Why is RMT on strike?

The unions claim they are unable to accept the salary recommendations offered by the Rail Delivery Group (RDG), the group that represents train companies.

The RMT previously stated that it was taking into consideration an improved offer from the railway companies. However, the rail union claims that the 5% first-year payment now seems conditional on the RMT’s industrial mandate being lifted.

“The RDG have reneged on their original proposals and torpedoed these negotiations,” said Mick Lynch, the general secretary of the RMT.

“I have no doubt that the Tory government’s pressure had a role in their choice.

We thus have no choice but to move through with more strike action and keep pushing for a negotiated agreement on salary, conditions, and job security.

The Rail Delivery Group’s chair, Steve Montgomery, disagreed that the objectives had changed. Nothing has changed from the offer that the RMT leadership in the bargaining chamber agreed to two weeks ago, he claimed.

“The RMT are negotiating in bad faith, denying their members a say on a fair pay deal, needlessly disrupting millions of our passengers’ lives, and undermining the viability of an industry crucial to Britain’s economy,” the statement reads.

A decision from the main rail union’s re-balloting of its members among the 14 train operating firms is anticipated on May 4. The RMT will obtain a new six-month strike mandate if it exceeds all legal turnout requirements and receives a “yes” vote.

What is the government’s opinion?

The final agreement, which will be mostly funded by taxpayers, will be approved by ministers.

Mark Harper, the transport minister, declared: “The RMT executive is determined on continuing to compel its members to lose even more money. Passengers have been forced to suffer the RMT’s strike action for over a year.

“That’s in spite of having a best and last offer, comparable to the salary package that its Network Rail members recently decisively approved.

“By yet again denying their members a chance to have a say, and then striking over the UK’s first Eurovision event in 25 years – hosted for Ukraine,” said one traveller, “the RMT are simply further snubbing the very passengers they serve.”

Can the strikes be stopped?

The first pair—Aslef on May 12 and RMT on May 13—seems quite unlikely to be cancelled.
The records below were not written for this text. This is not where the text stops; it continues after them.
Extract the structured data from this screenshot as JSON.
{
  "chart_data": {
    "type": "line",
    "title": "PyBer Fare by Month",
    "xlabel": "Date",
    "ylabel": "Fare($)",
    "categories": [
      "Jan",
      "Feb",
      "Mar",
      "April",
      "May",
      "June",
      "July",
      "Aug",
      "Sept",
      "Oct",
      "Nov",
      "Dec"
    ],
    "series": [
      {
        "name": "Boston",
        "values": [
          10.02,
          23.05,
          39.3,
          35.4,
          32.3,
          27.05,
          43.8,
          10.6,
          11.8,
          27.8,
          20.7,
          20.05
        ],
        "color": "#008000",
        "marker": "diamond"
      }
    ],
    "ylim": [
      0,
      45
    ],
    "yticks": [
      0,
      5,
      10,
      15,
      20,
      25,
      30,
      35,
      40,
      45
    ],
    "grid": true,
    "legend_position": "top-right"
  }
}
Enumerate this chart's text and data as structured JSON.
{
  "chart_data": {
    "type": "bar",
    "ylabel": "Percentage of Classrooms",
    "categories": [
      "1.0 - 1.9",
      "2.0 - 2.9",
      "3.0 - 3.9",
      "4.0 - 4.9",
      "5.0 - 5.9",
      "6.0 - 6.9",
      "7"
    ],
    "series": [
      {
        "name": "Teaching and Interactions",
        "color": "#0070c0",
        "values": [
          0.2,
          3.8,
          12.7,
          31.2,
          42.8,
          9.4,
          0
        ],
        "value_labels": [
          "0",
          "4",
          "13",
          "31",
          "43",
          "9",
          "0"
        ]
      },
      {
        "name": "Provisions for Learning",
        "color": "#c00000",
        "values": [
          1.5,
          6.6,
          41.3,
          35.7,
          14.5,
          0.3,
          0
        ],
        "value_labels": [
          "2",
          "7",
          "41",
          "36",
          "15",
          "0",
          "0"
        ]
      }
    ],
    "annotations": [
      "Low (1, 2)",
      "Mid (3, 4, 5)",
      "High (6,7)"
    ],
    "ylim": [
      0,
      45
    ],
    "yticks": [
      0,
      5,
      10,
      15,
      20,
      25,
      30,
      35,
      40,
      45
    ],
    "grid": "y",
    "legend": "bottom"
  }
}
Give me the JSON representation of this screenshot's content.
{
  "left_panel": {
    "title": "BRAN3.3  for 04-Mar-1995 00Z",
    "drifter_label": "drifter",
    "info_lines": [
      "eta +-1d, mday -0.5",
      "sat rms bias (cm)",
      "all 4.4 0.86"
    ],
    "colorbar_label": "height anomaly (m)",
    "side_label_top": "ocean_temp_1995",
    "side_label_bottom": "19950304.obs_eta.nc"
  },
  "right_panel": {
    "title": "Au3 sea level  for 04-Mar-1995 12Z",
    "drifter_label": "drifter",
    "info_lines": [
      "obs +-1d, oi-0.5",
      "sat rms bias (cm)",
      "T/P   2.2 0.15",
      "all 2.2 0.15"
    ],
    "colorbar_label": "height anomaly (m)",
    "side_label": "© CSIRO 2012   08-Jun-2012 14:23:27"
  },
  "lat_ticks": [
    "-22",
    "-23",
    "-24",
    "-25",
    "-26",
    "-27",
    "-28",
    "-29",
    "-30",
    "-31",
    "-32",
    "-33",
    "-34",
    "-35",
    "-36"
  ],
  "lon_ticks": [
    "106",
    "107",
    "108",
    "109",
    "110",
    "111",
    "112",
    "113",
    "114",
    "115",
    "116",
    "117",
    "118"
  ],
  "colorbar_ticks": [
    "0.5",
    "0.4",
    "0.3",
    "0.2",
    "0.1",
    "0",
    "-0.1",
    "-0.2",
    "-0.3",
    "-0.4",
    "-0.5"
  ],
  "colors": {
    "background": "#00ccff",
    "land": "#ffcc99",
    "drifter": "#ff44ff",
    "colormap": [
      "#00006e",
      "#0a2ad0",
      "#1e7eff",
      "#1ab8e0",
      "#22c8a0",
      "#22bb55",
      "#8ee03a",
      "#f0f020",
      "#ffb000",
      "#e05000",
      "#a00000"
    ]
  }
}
All sides will be closely observing to see how successful the walk-outs are.

The government and railway operators seem to be banking on a decline in union members’ willingness to support a strike. If more than half the trains on the timetable can operate,

The unions, on the other hand, think that there is still a lot of support for the strikes and that eventually the ministers would relent and accept unconditional wage increases.

I’ve made travel arrangements for one of the strike days. What should I do?

If the train that the ticket is purchased for is cancelled, delayed, or rescheduled, passengers with Advance, Anytime, or Off-Peak tickets can get their ticket reimbursed without paying a charge.

Train companies will probably provide customers the option to travel on a variety of days that are not strike days.

Season ticket holders who don’t use their tickets can submit a Delay Repay claim for reimbursement for the strike dates.

What other options are there?

Even though seats are getting harder to find and prices are going up, long-distance coach companies like National Express, Megabus, and Flixbus will continue operating as usual.

Over the weekend of the Eurovision, Megabus has some seats from London to Liverpool for under £40 roundtrip.

National Express sells round-trip tickets from Manchester to London for under £40 on the day of the FA Cup Final.